By Dan Friedlander
Retired following 44 years in components engineering
For decades, military/space electrical, electronic, and electromechanical (EEE) parts have proved to be suitable for use in military and space applications. [NASA’s Office of Safety & Mission Assurance (OSMA) evaluates newly available and advanced electronic parts for programs and projects under its EEE Parts program.] The traditional MIL-SPEC [U.S. defense standard/military specification] methodology is based on risk avoidance by testing the finished parts. Yet, global developments, like declining availability and budget constraints, have triggered the need to find an alternative solution.
The alternative solution was officialized in 1994 by U.S. Secretary of Defense William Perry’s directive imposing the use of commercial off-the-shelf (COTS) parts in military applications, exempting space applications. After decades of successful use of COTS in military applications, the above change has been proved viable.
Many challenging space application requirements can be met only using COTS. The time comes (better sooner than later) for the policymakers to reach a consensus on applying the COTS philosophy to space applications. This policy change is critical for the space industry.
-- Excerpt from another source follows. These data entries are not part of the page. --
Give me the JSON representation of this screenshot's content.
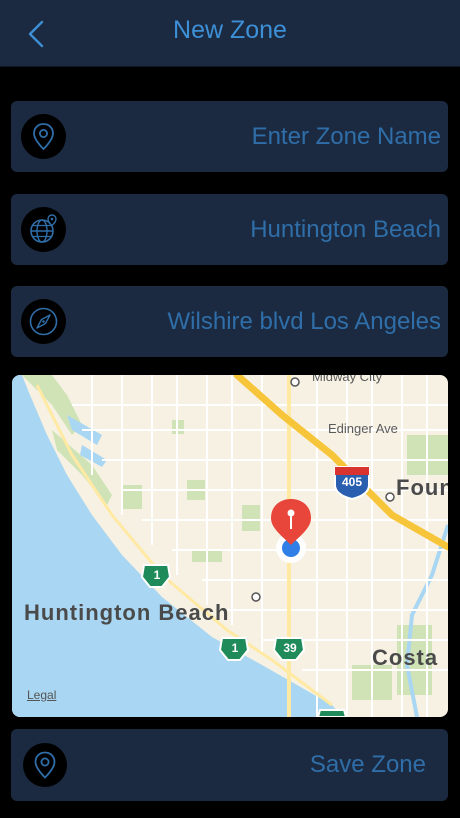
{
  "header": {
    "title": "New Zone",
    "back_icon": "chevron-left-icon"
  },
  "fields": [
    {
      "icon": "location-pin-icon",
      "value": "",
      "placeholder": "Enter Zone Name"
    },
    {
      "icon": "globe-pin-icon",
      "value": "Huntington Beach",
      "placeholder": ""
    },
    {
      "icon": "compass-icon",
      "value": "Wilshire blvd Los Angeles",
      "placeholder": ""
    }
  ],
  "map": {
    "labels": {
      "midway_city": "Midway City",
      "edinger": "Edinger Ave",
      "fountain": "Foun",
      "huntington": "Huntington Beach",
      "costa": "Costa"
    },
    "shields": {
      "i405": "405",
      "route1_a": "1",
      "route1_b": "1",
      "route39": "39"
    },
    "legal": "Legal",
    "pin_color": "#e8463a",
    "location_dot_color": "#2f7fe6"
  },
  "save": {
    "label": "Save Zone",
    "icon": "location-pin-icon"
  },
  "colors": {
    "background": "#000000",
    "panel": "#1b2a40",
    "accent": "#3d8fd6",
    "field_text": "#2f6ea8"
  }
}
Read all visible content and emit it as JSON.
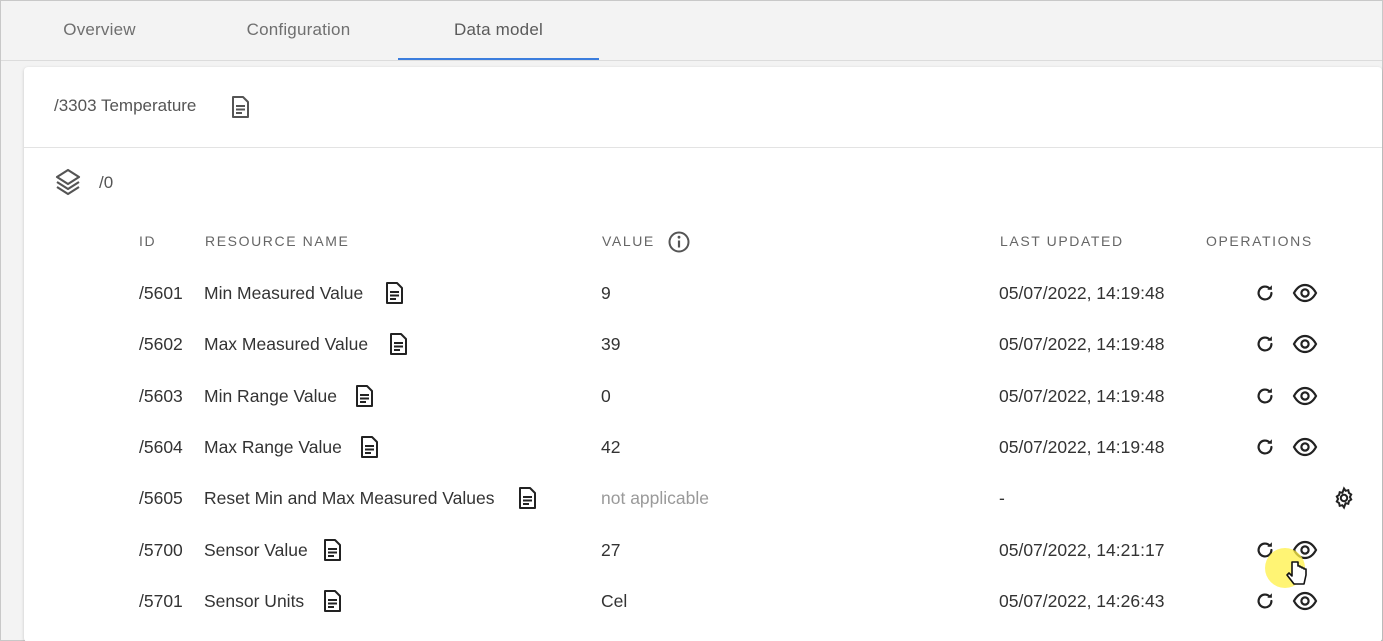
{
  "tabs": [
    {
      "label": "Overview",
      "active": false
    },
    {
      "label": "Configuration",
      "active": false
    },
    {
      "label": "Data model",
      "active": true
    }
  ],
  "object": {
    "title": "/3303 Temperature",
    "instance": "/0"
  },
  "table": {
    "headers": {
      "id": "ID",
      "name": "RESOURCE NAME",
      "value": "VALUE",
      "updated": "LAST UPDATED",
      "operations": "OPERATIONS"
    },
    "rows": [
      {
        "id": "/5601",
        "name": "Min Measured Value",
        "value": "9",
        "updated": "05/07/2022, 14:19:48",
        "ops": [
          "refresh-icon",
          "eye-icon"
        ]
      },
      {
        "id": "/5602",
        "name": "Max Measured Value",
        "value": "39",
        "updated": "05/07/2022, 14:19:48",
        "ops": [
          "refresh-icon",
          "eye-icon"
        ]
      },
      {
        "id": "/5603",
        "name": "Min Range Value",
        "value": "0",
        "updated": "05/07/2022, 14:19:48",
        "ops": [
          "refresh-icon",
          "eye-icon"
        ]
      },
      {
        "id": "/5604",
        "name": "Max Range Value",
        "value": "42",
        "updated": "05/07/2022, 14:19:48",
        "ops": [
          "refresh-icon",
          "eye-icon"
        ]
      },
      {
        "id": "/5605",
        "name": "Reset Min and Max Measured Values",
        "value": "not applicable",
        "updated": "-",
        "ops": [
          "execute-gear-icon"
        ]
      },
      {
        "id": "/5700",
        "name": "Sensor Value",
        "value": "27",
        "updated": "05/07/2022, 14:21:17",
        "ops": [
          "refresh-icon",
          "eye-icon"
        ]
      },
      {
        "id": "/5701",
        "name": "Sensor Units",
        "value": "Cel",
        "updated": "05/07/2022, 14:26:43",
        "ops": [
          "refresh-icon",
          "eye-icon"
        ]
      }
    ]
  },
  "colors": {
    "tab_active_underline": "#3b7ddd",
    "cursor_highlight": "#fff046"
  }
}
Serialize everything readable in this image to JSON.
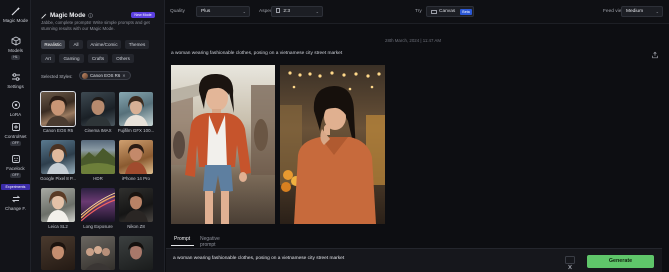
{
  "rail": {
    "items": [
      {
        "label": "Magic Mode",
        "icon": "wand-icon"
      },
      {
        "label": "Models",
        "icon": "cube-icon",
        "badge": "HL"
      },
      {
        "label": "Settings",
        "icon": "sliders-icon"
      },
      {
        "label": "LoRA",
        "icon": "lora-icon"
      },
      {
        "label": "ControlNet",
        "icon": "controlnet-icon",
        "badge": "OFF"
      },
      {
        "label": "Facelock",
        "icon": "face-icon",
        "badge": "OFF"
      },
      {
        "label": "Change F.",
        "icon": "swap-icon"
      }
    ],
    "experiments_label": "Experiments"
  },
  "panel": {
    "title": "Magic Mode",
    "new_badge": "New Mode",
    "description": "Jabbe, complete prompts! Write simple prompts and get stunning results with our Magic Mode.",
    "categories": [
      "Realistic",
      "All",
      "Anime/Comic",
      "Themes",
      "Art",
      "Gaming",
      "Crafts",
      "Others"
    ],
    "selected_styles_label": "Selected Styles:",
    "selected_style": "Canon EOS R6",
    "styles": [
      "Canon EOS R6",
      "Cinema IMAX",
      "Fujifilm GFX 100...",
      "Google Pixel 8 P...",
      "HDR",
      "iPhone 14 Pro",
      "Leica SL2",
      "Long Exposure",
      "Nikon Z8",
      "",
      "",
      ""
    ]
  },
  "topbar": {
    "quality_label": "Quality",
    "quality_value": "Plus",
    "aspect_label": "Aspect ratio",
    "aspect_value": "2:3",
    "try_label": "Try",
    "canvas_label": "Canvas",
    "beta_label": "Beta",
    "feed_view_label": "Feed view",
    "feed_view_value": "Medium"
  },
  "main": {
    "datestamp": "28th March, 2024 | 11:47 AM",
    "prompt_caption": "a woman wearing fashionable clothes, posing on a vietnamese city street market"
  },
  "prompt_area": {
    "tab_prompt": "Prompt",
    "tab_negative": "Negative prompt",
    "text": "a woman wearing fashionable clothes, posing on a vietnamese city street market",
    "generate_label": "Generate"
  },
  "colors": {
    "accent": "#5b3fe0",
    "generate": "#5fc66a",
    "beta": "#2b58d6"
  }
}
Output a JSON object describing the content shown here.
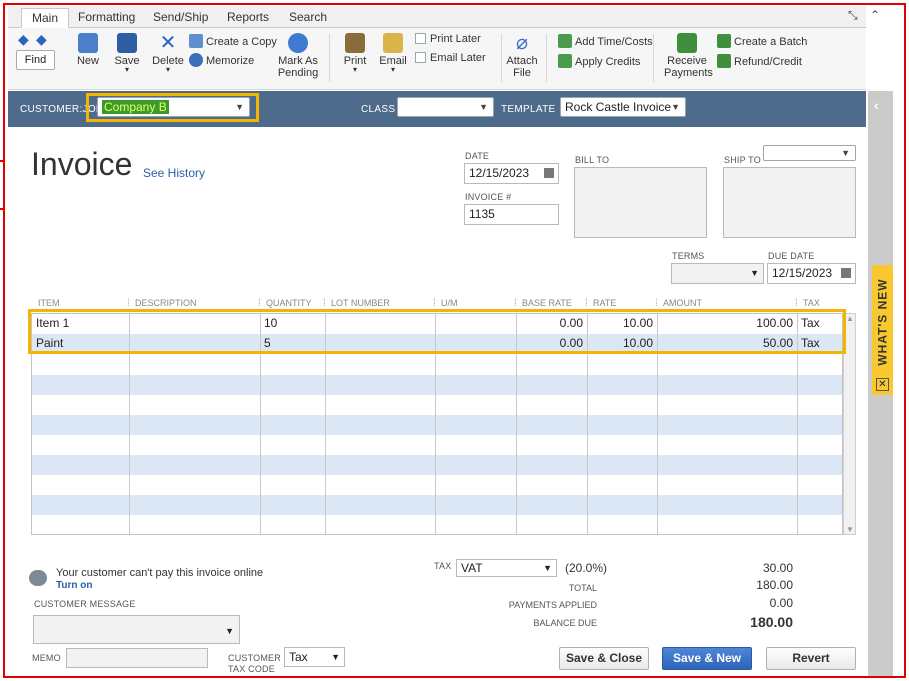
{
  "tabs": [
    "Main",
    "Formatting",
    "Send/Ship",
    "Reports",
    "Search"
  ],
  "toolbar": {
    "find": "Find",
    "new": "New",
    "save": "Save",
    "delete": "Delete",
    "create_copy": "Create a Copy",
    "memorize": "Memorize",
    "mark_as": "Mark As",
    "pending": "Pending",
    "print": "Print",
    "email": "Email",
    "print_later": "Print Later",
    "email_later": "Email Later",
    "attach": "Attach",
    "file": "File",
    "add_time_costs": "Add Time/Costs",
    "apply_credits": "Apply Credits",
    "receive": "Receive",
    "payments": "Payments",
    "create_batch": "Create a Batch",
    "refund_credit": "Refund/Credit"
  },
  "header": {
    "customer_job_label": "CUSTOMER:JOB",
    "customer_job_value": "Company B",
    "class_label": "CLASS",
    "class_value": "",
    "template_label": "TEMPLATE",
    "template_value": "Rock Castle Invoice"
  },
  "form": {
    "title": "Invoice",
    "see_history": "See History",
    "date_label": "DATE",
    "date_value": "12/15/2023",
    "invoice_no_label": "INVOICE #",
    "invoice_no_value": "1135",
    "bill_to_label": "BILL TO",
    "ship_to_label": "SHIP TO",
    "terms_label": "TERMS",
    "due_date_label": "DUE DATE",
    "due_date_value": "12/15/2023"
  },
  "grid": {
    "columns": [
      "ITEM",
      "DESCRIPTION",
      "QUANTITY",
      "LOT NUMBER",
      "U/M",
      "BASE RATE",
      "RATE",
      "AMOUNT",
      "TAX"
    ],
    "rows": [
      {
        "item": "Item 1",
        "description": "",
        "quantity": "10",
        "lot": "",
        "um": "",
        "base_rate": "0.00",
        "rate": "10.00",
        "amount": "100.00",
        "tax": "Tax"
      },
      {
        "item": "Paint",
        "description": "",
        "quantity": "5",
        "lot": "",
        "um": "",
        "base_rate": "0.00",
        "rate": "10.00",
        "amount": "50.00",
        "tax": "Tax"
      }
    ]
  },
  "footer": {
    "online_msg": "Your customer can't pay this invoice online",
    "turn_on": "Turn on",
    "customer_message_label": "CUSTOMER MESSAGE",
    "memo_label": "MEMO",
    "customer_tax_code_label_1": "CUSTOMER",
    "customer_tax_code_label_2": "TAX CODE",
    "customer_tax_code_value": "Tax",
    "tax_label": "TAX",
    "tax_value": "VAT",
    "tax_rate": "(20.0%)",
    "tax_amount": "30.00",
    "total_label": "TOTAL",
    "total_value": "180.00",
    "payments_applied_label": "PAYMENTS APPLIED",
    "payments_applied_value": "0.00",
    "balance_due_label": "BALANCE DUE",
    "balance_due_value": "180.00",
    "save_close": "Save & Close",
    "save_new": "Save & New",
    "revert": "Revert"
  },
  "side_panel": {
    "whats_new": "WHAT'S NEW"
  }
}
This paper attempts to suggest different issues to be tackled in order to meet technical, quality assurance, and cost requirements using COTS. The term “COTS” in this paper refers to commercial EEE Parts, including plastic encapsulated active ones.
EEE parts control concepts
U.S. Secretary of Defense William Perry’s 1994 directive officially started the transition from the use of Military electrical, electronic, and electromechanical (EEE) parts in military applications to the use of commercial EEE parts (or COTS) in military applications. Space applications were exempted from meeting the directive requirements; however, the same drivers to this cultural change (like parts availability) apply also to the space industry.
MIL-SPEC versus COTS
The following table compares the main principles of the two subject concepts.
|Risk Avoidance||Risk Management|
|Parts Testing||Statistical Process Control (SPC)|
|Small Volume Production||High Volume Production|
For COTS, the main idea is:
– Risk Management: It is the Project responsibility to manage
the risk. The risk cannot be zeroed, even by most stringent measures.
– Process Control: The Process builds reliability into the part.
– Production Level: High volume results in reliability.
Quality versus reliability
Quality and reliability are two different terms to be understood:
Quality is the conformance to requirements at the start of use.
Reliability is the probability of parts to meet the relevant specification over the time, under the worst operational conditions. Reliability is quality changing over time.
In other words, quality is a snapshot at the start of the life and reliability is a motion picture over the life.
Part testing versus process control
Given the above quality/reliability clarification, it is clear that reliability cannot be tested into the part. The qualification and screening are not considered as a substitute for manufacturing control, but rather as risk mitigation measures. Consequently, the way to address the reliability issue is by Statistical Process Control (SPC). The process (design followed by manufacturing) builds reliability into the part.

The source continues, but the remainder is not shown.